Она искоса на него поглядывала, и в душе у нее поднималось возмущение, но одновременно с этим кто-то другой, а точнее другая, что с недавних пор поселилась в ее сердце, подсказывала: а ты не противься, ты делай вид, что слушаешься его, а сама попытайся управлять им. Он хочет использовать тебя, а ты используй его, на этом мир стоит, но Уля спорила со своей подружкой: люди не должны так жить. Он говорит, что беда нашего времени — индивидуализм, а сам эгоистичней всех людей вместе взятых. Уле так понравились эти споры, что она вообразила, будто их теперь двое — одна взрослее, а другая младше.

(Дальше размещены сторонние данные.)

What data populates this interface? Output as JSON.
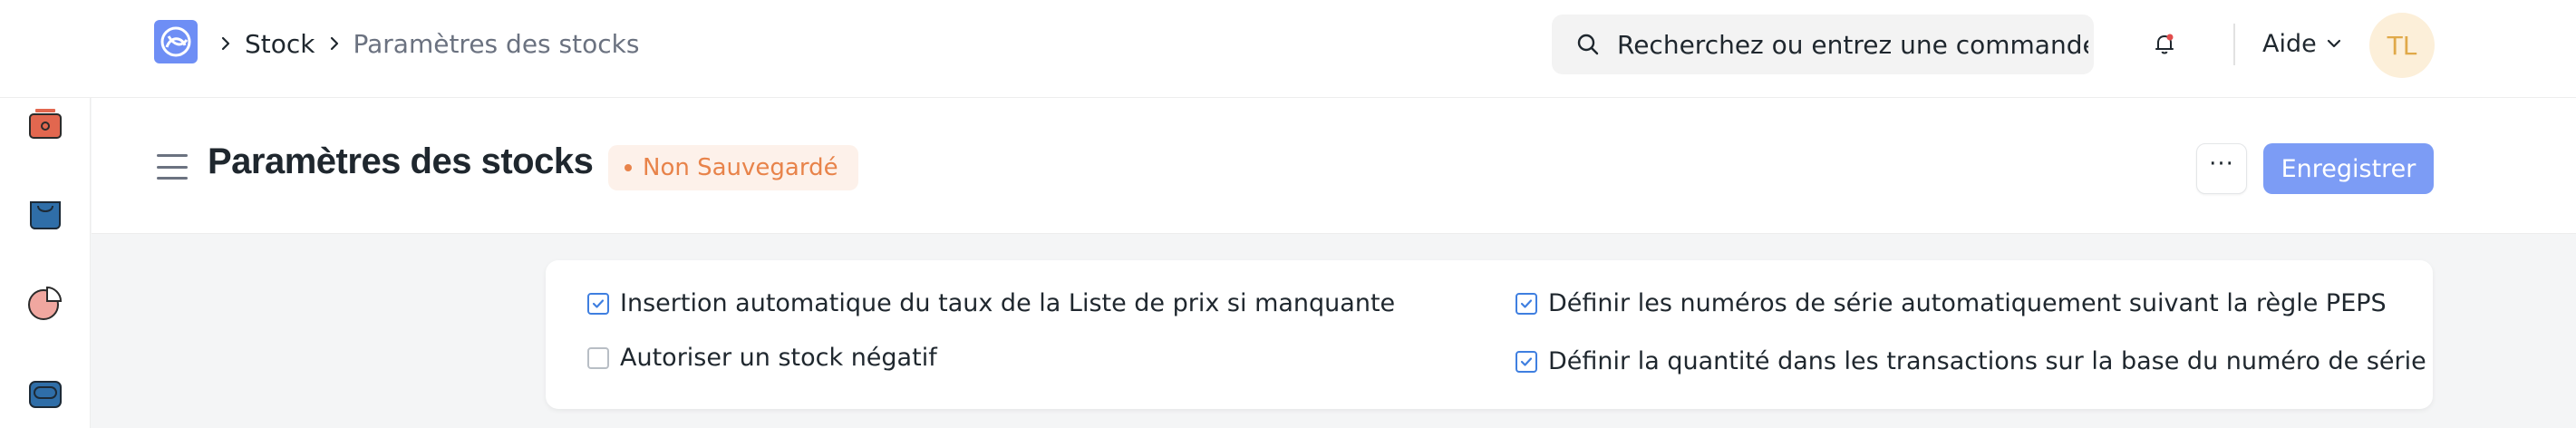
{
  "breadcrumb": {
    "items": [
      "Stock",
      "Paramètres des stocks"
    ]
  },
  "search": {
    "placeholder": "Recherchez ou entrez une commande"
  },
  "navbar": {
    "help_label": "Aide",
    "avatar_initials": "TL"
  },
  "page": {
    "title": "Paramètres des stocks",
    "status_badge": "Non Sauvegardé",
    "more_button": "···",
    "save_button": "Enregistrer"
  },
  "settings": {
    "left": [
      {
        "label": "Insertion automatique du taux de la Liste de prix si manquante",
        "checked": true
      },
      {
        "label": "Autoriser un stock négatif",
        "checked": false
      }
    ],
    "right": [
      {
        "label": "Définir les numéros de série automatiquement suivant la règle PEPS",
        "checked": true
      },
      {
        "label": "Définir la quantité dans les transactions sur la base du numéro de série",
        "checked": true
      }
    ]
  },
  "sidebar": {
    "icons": [
      "stock-box-icon",
      "shopping-bag-icon",
      "pie-chart-icon",
      "wallet-icon"
    ]
  },
  "colors": {
    "accent": "#7c9cf5",
    "badge_text": "#e8834a",
    "badge_bg": "#fdf1ea",
    "checkbox": "#3f7fe0",
    "avatar_bg": "#fcefd9",
    "avatar_text": "#e0a949"
  }
}
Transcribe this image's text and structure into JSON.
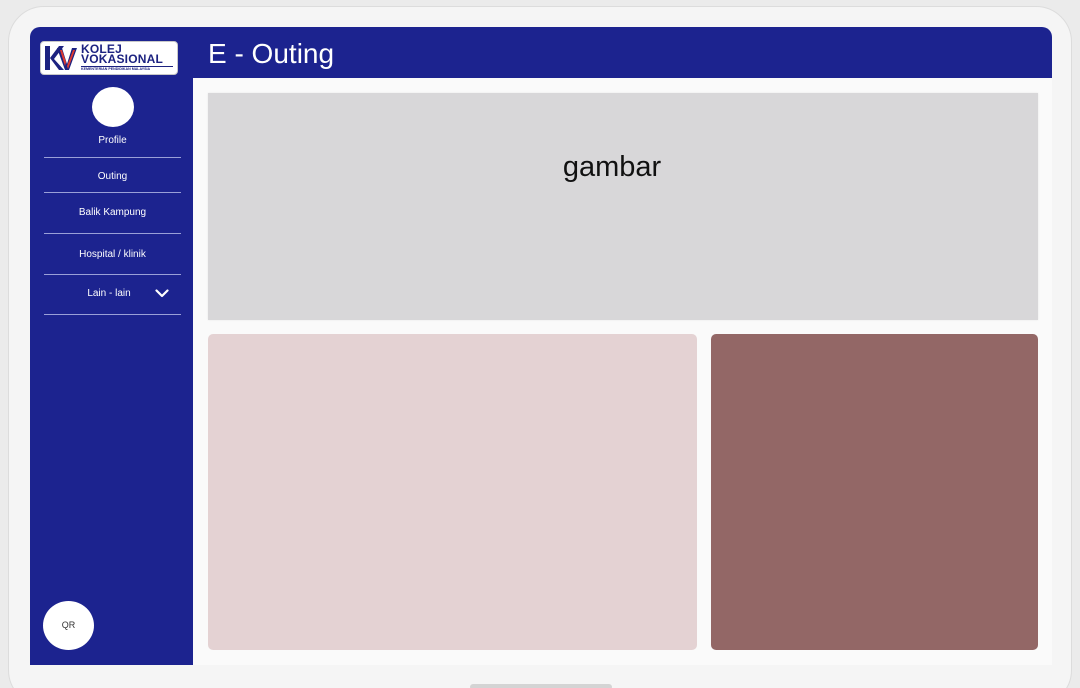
{
  "app": {
    "title": "E - Outing"
  },
  "logo": {
    "line1": "KOLEJ",
    "line2": "VOKASIONAL",
    "line3": "KEMENTERIAN PENDIDIKAN MALAYSIA",
    "icon": "kv-logo-mark"
  },
  "sidebar": {
    "items": [
      {
        "label": "Profile"
      },
      {
        "label": "Outing"
      },
      {
        "label": "Balik Kampung"
      },
      {
        "label": "Hospital / klinik"
      },
      {
        "label": "Lain - lain",
        "icon": "chevron-down-icon"
      }
    ],
    "qr_label": "QR"
  },
  "main": {
    "banner_text": "gambar"
  },
  "colors": {
    "primary": "#1c238f",
    "banner": "#d8d7d9",
    "card_left": "#e4d2d3",
    "card_right": "#936766"
  }
}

Они все время спорят между собой и никогда не могут договориться, а сама она объединяется то с одной, то с другой против той, что остается в меньшинстве, но тотчас же ей становится жалко проигравшую и она перебегает к ней. «Я, наверное, схожу с ума», — думала Уля, но в этих бесконечных разговорах ей было легче проживать дни.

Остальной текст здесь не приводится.